Le tabac chauffé fait-il vraiment une « cigarette plus sûre » ? 🚬

Un géant du tabac, PMI, prétend avoir créé une cigarette plus sûre. Est-ce une grosse erreur de la déployer ?

Dans un centre commercial d’Atlanta, un bastion de minimalisme aux murs de verre est le premier du genre aux États-Unis. On dirait un Apple Store, mais avec un videur. Vous devez avoir 21 ans ou plus pour participer. Si vous voulez acheter ce qu’il y a à l’intérieur, vous devez être un fumeur de cigarettes. Ou du moins, vous devez dire au vendeur que vous fumez des cigarettes.

Le produit du magasin est un cylindre électrifié à conserver dans votre poche. Marqué « IQOS« , qui est largement considéré comme l’acronyme de « I Quit Original Smoking », l’appareil est le premier d’une nouvelle classe de produits connus sous le nom de « tabac chauffé » ou de produits « Heat not burn « * Ce n’est ni du vaping ni du smoking, mais un autre moyen d’inhaler la nicotine, un stimulant qui crée une dépendance.

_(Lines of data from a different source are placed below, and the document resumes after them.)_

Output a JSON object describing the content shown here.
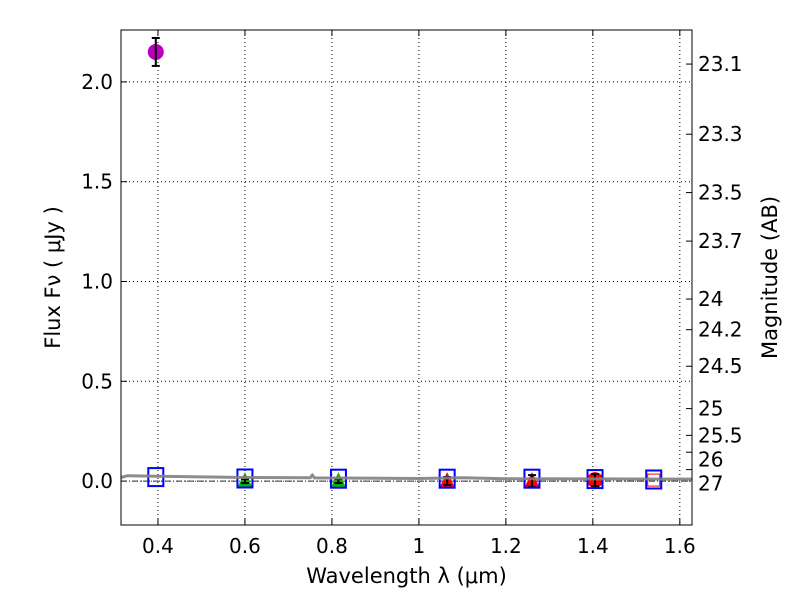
{
  "chart_data": {
    "type": "scatter",
    "xlabel": "Wavelength  λ (μm)",
    "ylabel": "Flux  Fν  ( μJy )",
    "y2label": "Magnitude (AB)",
    "xlim": [
      0.315,
      1.628
    ],
    "ylim": [
      -0.22,
      2.26
    ],
    "grid": true,
    "xticks": [
      0.4,
      0.6,
      0.8,
      1.0,
      1.2,
      1.4,
      1.6
    ],
    "xtick_labels": [
      "0.4",
      "0.6",
      "0.8",
      "1",
      "1.2",
      "1.4",
      "1.6"
    ],
    "yticks": [
      0.0,
      0.5,
      1.0,
      1.5,
      2.0
    ],
    "ytick_labels": [
      "0.0",
      "0.5",
      "1.0",
      "1.5",
      "2.0"
    ],
    "mag_ticks": [
      "23.1",
      "23.3",
      "23.5",
      "23.7",
      "24",
      "24.2",
      "24.5",
      "25",
      "25.5",
      "26",
      "27"
    ],
    "mag_zeropoint": 23.9,
    "series": [
      {
        "name": "detection",
        "marker": "circle",
        "color": "#bb00bb",
        "points": [
          {
            "x": 0.395,
            "y": 2.15,
            "err": 0.07
          }
        ]
      },
      {
        "name": "upper-limit-green",
        "marker": "triangle",
        "color": "#00bb00",
        "points": [
          {
            "x": 0.6,
            "y": 0.0,
            "err": 0.01
          },
          {
            "x": 0.815,
            "y": 0.0,
            "err": 0.01
          }
        ]
      },
      {
        "name": "upper-limit-red",
        "marker": "triangle",
        "color": "#ff0000",
        "points": [
          {
            "x": 1.065,
            "y": 0.0,
            "err": 0.02
          },
          {
            "x": 1.26,
            "y": 0.0,
            "err": 0.03
          }
        ]
      },
      {
        "name": "detection-red",
        "marker": "circle",
        "color": "#ff0000",
        "points": [
          {
            "x": 1.405,
            "y": 0.005,
            "err": 0.03
          }
        ]
      },
      {
        "name": "red-square",
        "marker": "square-small",
        "color": "#ff0000",
        "points": [
          {
            "x": 1.54,
            "y": 0.005
          }
        ]
      },
      {
        "name": "model-photometry",
        "marker": "square-open",
        "color": "#0000ff",
        "points": [
          {
            "x": 0.395,
            "y": 0.02
          },
          {
            "x": 0.6,
            "y": 0.013
          },
          {
            "x": 0.815,
            "y": 0.012
          },
          {
            "x": 1.065,
            "y": 0.012
          },
          {
            "x": 1.26,
            "y": 0.012
          },
          {
            "x": 1.405,
            "y": 0.01
          },
          {
            "x": 1.54,
            "y": 0.008
          }
        ]
      },
      {
        "name": "model-spectrum",
        "marker": "line",
        "color": "#808080",
        "points": [
          {
            "x": 0.315,
            "y": 0.018
          },
          {
            "x": 0.33,
            "y": 0.027
          },
          {
            "x": 0.4,
            "y": 0.024
          },
          {
            "x": 0.6,
            "y": 0.018
          },
          {
            "x": 0.75,
            "y": 0.017
          },
          {
            "x": 0.755,
            "y": 0.03
          },
          {
            "x": 0.76,
            "y": 0.016
          },
          {
            "x": 1.0,
            "y": 0.013
          },
          {
            "x": 1.1,
            "y": 0.017
          },
          {
            "x": 1.2,
            "y": 0.012
          },
          {
            "x": 1.4,
            "y": 0.011
          },
          {
            "x": 1.628,
            "y": 0.01
          }
        ]
      }
    ]
  }
}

L’IQOS est chargé par USB et a la taille d’un stylo Sharpie. Au fond, il y a un port où vous mettez un rouleau de tabac qui ressemble à une cigarette courte. Dans l’ensemble, l’esthétique est plus proche de celle d’un inhalateur contre l’asthme que de tout ce que James Dean aurait pu porter. Il n’y a pas de signes indiquant que l’on fume ou que l’on vape : Il n’y a pas de flamme, pas de fumée, et seulement un souffle fantomatique à expirer.

Aucune célébrité ou tapis rouge n’était à l’ouverture du magasin d’Atlanta en septembre, comme ce fut le cas ce mois-ci à l’ouverture de Munich. La Food and Drug Administration n’a autorisé la vente du produit aux États-Unis qu’en avril, et son vendeur ne savait pas dans quelle mesure il serait bien accueilli. Et le lancement de l’appareil est techniquement illégal pour l’entreprise de dire, puisque la FDA ne le permet pas : L’IQOS est plus sûr que la cigarette.

La FDA évalue actuellement les preuves de cette allégation. En réalité, la mesure des effets à long terme sur la santé – savoir avec certitude si l’allégation est vraie – prendrait des décennies. Mais le concept théorique est qu’une grande partie du danger de la cigarette provient de l’inhalation de fumée de toutes sortes. Allumez votre cheminée, passez au-dessus d’un feu de camp ou fumez de l’herbe de votre pelouse, et vous augmenterez vos risques de cancer du poumon et d’autres causes de décès. Au lieu de brûler le tabac, ce nouvel appareil le chauffe à une température plus basse. Cela libère un peu de nicotine pour que vous puissiez l’inhaler et vous sentir temporairement stimulé. Ou du moins moins moins non stimulé.

Par contre, le vaping consiste à chauffer un liquide qui contient souvent de la nicotine synthétique, entre autres substances, et non du tabac lui-même. La vape et le tabac chauffé sont tous deux communément considérés comme des « e-cigarettes », mais la différence entre les deux est particulièrement pertinente dans un contexte de panique nationale au sujet de la vape. Au cours de l’été et de l’automne, des rapports faisant état de plusieurs douzaines de décès liés à l’inhalation ont fait surface, et des autopsies ont révélé que les liquides contenus dans certains dispositifs contenaient des additifs qui semblent être la cause de maladies pulmonaires inflammatoires aiguës. Les gens ont commencé à jurer d’arrêter le vaping. Certains États ont mis en œuvre des interdictions.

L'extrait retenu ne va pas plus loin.